Arts & Culture: The Poems That Travel With Us
The NYC subway system seems like an unlikely place for art — smelly and incredibly overcrowded, with no room for beauty. Yet anyone who has ridden the subway knows that despite this landscape, it is a space teeming with musicians, performers, missionaries and more. All those art mediums require interaction with another person — something that most of us try to avoid on the subway. But there is one medium of art in the subway system that is accessible and solitary: poetry.
You have seen one of them before, I promise. Or if you haven’t, start looking. Usually over the two-seater right by the door, courtesy of the MTA, rests a poem. Each fiscal quarter, two poems are paired with artwork and displayed throughout the transit system.
Poetry first appeared on the overhead boards of the subway in 1992. In collaboration with the Poetry Society of America, the MTA launched the “Poetry in Motion” project. The goal of the program was to bring poetry into the lives of the millions of daily subway users. After a brief hiatus from 2008-2012, the program returned and was under the auspices of the MTA Arts & Design department. The new design of the posters imposes the text of the poem over artworks installed elsewhere in MTA-governed public transit.
I first noticed the subway poetry this past summer. It was August and everything felt heavy and foreboding. The heat, the end of summer and the start of a new year all loomed over me. Stuffing myself into a crowded car, overwhelmed by the swampy air and my inability to move, I spotted a poem called “Uncertainty Principle by Dawn” by Catherine Barnett on the wall of the car. Reading the poem offered me a minor reprieve from my current environment, but it also caused all the sadness that I was feeling to surface.
Minutes before entering the subway, a summer fling had come to an end, and the eleven-line poem felt emblematic of the entire experience. The poem's speaker is grappling with whether they can replace the person they have lost with new obsessions. I, having just lost something, felt like the poem was speaking to me. The power of poetry is to evoke and name some of the feelings swirling around inside us. It wasn’t only the language of the poem that spoke to me, but the uncanny environment in which we met. As Amy Hausmann, the Transit Museum’s senior curator and deputy director, said: “Poetry that is discovered in unexpected places like a crowded subway car or a city bus can provide a window into another way of thinking and feeling about the world we inhabit.”

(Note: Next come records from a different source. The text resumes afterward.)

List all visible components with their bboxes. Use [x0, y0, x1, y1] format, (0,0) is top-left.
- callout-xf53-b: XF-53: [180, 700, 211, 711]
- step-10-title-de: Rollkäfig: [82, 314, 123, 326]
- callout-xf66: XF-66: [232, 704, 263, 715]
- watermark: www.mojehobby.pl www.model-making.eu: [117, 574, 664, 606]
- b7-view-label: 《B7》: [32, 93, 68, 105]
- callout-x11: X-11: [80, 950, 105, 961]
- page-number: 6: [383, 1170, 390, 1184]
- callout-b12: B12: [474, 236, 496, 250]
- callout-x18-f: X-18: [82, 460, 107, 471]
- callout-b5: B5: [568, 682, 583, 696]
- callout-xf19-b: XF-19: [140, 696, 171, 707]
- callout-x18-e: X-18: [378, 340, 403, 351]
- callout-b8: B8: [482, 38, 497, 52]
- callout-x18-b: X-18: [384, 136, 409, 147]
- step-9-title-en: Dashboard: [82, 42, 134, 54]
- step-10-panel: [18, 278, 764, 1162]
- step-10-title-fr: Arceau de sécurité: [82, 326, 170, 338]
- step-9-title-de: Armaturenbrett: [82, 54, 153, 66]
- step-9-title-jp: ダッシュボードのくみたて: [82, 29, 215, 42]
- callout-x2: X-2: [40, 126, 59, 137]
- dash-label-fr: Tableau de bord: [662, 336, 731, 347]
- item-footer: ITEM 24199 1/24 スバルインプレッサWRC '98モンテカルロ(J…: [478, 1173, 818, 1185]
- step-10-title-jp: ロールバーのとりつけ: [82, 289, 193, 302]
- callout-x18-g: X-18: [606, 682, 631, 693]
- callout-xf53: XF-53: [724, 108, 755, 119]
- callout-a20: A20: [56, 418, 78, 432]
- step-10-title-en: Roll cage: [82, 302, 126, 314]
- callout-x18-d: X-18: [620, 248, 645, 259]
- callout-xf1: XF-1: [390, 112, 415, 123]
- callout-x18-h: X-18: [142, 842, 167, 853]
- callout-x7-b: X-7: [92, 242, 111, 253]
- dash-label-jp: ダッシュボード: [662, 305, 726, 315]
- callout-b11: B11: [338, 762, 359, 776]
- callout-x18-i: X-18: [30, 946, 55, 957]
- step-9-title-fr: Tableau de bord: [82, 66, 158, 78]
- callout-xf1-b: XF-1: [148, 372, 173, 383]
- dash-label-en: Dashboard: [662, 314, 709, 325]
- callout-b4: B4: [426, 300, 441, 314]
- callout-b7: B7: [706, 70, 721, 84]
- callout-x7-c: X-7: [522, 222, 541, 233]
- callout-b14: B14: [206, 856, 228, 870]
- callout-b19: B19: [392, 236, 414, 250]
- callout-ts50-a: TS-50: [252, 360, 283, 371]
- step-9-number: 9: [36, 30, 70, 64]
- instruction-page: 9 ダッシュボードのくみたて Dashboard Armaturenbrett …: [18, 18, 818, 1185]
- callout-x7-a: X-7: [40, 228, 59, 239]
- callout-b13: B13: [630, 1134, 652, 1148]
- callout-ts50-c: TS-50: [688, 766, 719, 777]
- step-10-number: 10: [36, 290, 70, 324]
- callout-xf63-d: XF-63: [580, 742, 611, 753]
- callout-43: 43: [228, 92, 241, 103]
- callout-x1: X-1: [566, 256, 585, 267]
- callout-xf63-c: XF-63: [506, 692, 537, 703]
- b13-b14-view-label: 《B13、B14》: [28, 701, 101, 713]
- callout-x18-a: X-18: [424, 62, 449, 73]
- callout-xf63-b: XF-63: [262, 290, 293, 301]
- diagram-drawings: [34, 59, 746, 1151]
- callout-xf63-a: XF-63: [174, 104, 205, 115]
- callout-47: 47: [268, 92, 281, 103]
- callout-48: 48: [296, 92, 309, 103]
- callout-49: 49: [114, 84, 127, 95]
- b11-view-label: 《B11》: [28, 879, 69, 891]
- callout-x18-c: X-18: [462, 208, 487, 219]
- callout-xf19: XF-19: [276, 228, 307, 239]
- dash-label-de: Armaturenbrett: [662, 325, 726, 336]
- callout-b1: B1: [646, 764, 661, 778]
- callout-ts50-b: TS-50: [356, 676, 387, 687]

Poetry in an unexpected place can make us feel things that we otherwise would not, Hausmann argues. However, this does not answer the most fundamental question, which is why should we interact with art while taking the subway? Does reading a ten-to-twelve-line poem lessen the drudgery and mundanity of the experience of commuting? If anything, the presence of poetry on the subway lends itself to an overly romanticized and constructed experience. You almost feel like a character in a movie who reads the right poem at the right time.
But maybe that's the point. We should indulge in a little romanticism to enhance experiences that would otherwise make us miserable. I believe that we are required to do so that we do not turn calloused and closed off. In his iconic commencement speech at Kenyon College, David Foster Wallace outlines his simple life philosophy. Wallace argues that it is crucial to remind ourselves that we are living our lives and that the current moment is not a dress rehearsal for something grander. Wallace emphasizes that we have power in how we react to the mundane things around us. Subway poetry forces us into the now and reminds us of the beauty in the current moment. Even if that moment is smelly and sweaty, you have the choice to experience it however you want. Choose wisely.
Photo Caption: Subway poetry forces us into the now and reminds us of the beauty in the current moment.